5 more minutes. Now the actual approach to the runway begins. The shuttle shoots at a distance of 25 km, at 2.5 times the speed of sound and in an oblique downwind approach towards the runway. It then performs a precisely defined turning maneuver that puts it exactly in the direction of the runway. The commander now only needs to adjust the shuttle’s angle of attack so that it flies towards the touchdown point at a gliding angle of 22 degrees, almost like a stone for a pilot. The speed has further reduced to 700 km/h. 30 seconds before touchdown, the commander pulls the shuttle’s nose up, reducing the glideslope to 1.5 degrees and slowing the speed to the landing speed. The landing gear is only extended 15 seconds before landing because the previous high speed could have ripped off the landing gear. The shuttle finally touches down at almost exactly 400 km/h: touchdown.

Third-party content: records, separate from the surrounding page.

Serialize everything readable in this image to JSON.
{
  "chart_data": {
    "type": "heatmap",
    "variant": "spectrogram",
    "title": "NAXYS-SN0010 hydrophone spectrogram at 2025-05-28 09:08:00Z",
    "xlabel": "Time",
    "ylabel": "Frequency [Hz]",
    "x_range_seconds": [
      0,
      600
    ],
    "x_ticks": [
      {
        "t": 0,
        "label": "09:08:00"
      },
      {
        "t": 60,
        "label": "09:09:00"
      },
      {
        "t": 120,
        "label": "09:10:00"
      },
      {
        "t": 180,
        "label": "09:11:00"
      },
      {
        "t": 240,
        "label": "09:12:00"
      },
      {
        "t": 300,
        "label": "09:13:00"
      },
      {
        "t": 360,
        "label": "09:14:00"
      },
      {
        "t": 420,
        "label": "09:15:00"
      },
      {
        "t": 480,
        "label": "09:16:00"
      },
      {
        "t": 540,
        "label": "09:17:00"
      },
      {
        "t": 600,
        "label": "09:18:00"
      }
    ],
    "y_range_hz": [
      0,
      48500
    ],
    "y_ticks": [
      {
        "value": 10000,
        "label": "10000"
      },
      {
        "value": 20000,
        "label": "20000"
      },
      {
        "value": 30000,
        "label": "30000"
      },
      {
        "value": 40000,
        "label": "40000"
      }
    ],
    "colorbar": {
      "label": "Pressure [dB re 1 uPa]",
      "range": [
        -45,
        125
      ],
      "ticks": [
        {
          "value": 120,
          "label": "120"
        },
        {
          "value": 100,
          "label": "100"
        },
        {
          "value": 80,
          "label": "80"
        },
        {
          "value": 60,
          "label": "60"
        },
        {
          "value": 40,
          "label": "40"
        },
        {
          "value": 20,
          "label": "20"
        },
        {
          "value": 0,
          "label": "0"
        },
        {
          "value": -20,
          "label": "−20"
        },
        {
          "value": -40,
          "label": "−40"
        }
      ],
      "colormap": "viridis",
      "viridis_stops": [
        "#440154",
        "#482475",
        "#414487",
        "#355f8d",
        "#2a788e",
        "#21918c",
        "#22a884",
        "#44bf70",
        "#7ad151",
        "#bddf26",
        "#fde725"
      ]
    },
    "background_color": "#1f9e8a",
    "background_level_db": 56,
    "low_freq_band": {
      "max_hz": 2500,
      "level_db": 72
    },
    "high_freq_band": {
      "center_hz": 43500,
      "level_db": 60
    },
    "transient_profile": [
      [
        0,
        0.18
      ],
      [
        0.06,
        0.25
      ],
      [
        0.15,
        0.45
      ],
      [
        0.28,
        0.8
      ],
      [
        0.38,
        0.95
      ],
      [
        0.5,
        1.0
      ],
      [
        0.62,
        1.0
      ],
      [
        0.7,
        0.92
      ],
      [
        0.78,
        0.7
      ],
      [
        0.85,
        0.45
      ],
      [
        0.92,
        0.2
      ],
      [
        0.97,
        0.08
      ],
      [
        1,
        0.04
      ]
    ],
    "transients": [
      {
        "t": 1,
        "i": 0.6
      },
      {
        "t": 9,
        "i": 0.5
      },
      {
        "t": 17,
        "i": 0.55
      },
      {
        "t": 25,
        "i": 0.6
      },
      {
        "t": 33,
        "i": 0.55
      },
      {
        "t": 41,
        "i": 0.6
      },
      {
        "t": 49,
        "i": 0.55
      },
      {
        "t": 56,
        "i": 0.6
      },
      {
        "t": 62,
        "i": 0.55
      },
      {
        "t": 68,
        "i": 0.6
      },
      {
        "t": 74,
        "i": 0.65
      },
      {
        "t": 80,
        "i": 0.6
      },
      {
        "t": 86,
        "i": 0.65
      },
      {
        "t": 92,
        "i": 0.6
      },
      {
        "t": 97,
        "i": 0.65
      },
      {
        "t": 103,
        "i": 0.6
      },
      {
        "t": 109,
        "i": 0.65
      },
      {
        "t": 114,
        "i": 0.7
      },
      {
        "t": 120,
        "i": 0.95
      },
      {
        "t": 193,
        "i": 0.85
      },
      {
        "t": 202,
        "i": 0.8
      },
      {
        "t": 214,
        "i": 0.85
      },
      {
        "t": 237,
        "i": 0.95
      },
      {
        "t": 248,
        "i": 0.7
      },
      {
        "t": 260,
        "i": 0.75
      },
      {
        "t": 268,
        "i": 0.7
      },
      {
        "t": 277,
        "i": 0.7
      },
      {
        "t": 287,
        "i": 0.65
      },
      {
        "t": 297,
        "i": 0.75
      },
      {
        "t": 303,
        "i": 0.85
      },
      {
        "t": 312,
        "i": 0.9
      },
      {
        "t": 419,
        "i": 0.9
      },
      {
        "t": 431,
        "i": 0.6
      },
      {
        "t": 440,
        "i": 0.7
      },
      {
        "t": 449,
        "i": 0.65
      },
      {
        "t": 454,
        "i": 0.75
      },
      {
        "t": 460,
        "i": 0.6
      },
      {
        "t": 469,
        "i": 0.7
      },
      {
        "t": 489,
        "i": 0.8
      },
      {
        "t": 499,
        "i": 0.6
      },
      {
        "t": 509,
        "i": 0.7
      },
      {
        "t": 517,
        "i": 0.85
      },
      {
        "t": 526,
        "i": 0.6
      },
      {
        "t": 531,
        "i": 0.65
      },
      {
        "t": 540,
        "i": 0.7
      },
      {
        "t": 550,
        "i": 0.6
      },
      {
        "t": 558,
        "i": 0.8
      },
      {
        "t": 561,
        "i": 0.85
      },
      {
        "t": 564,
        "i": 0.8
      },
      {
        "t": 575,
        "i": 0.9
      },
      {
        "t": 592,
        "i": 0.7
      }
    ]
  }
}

However, one hardly noticed the touchdown, the Commander landed the shuttle so gently. Only by counting down the pilot’s altitude was one able to know exactly how far it was until touchdown. The commander now holds the nose of the shuttle into the airstream for a long time after touchdown, so that the shuttle continues to lose speed. When the front landing gear finally touches the ground, the drogue parachute deploys; its effective deceleration of the shuttle can be clearly felt in the shuttle. Exactly one minute after touchdown, the shuttle came to a standstill. I lean back and relax and know: the earth has us again!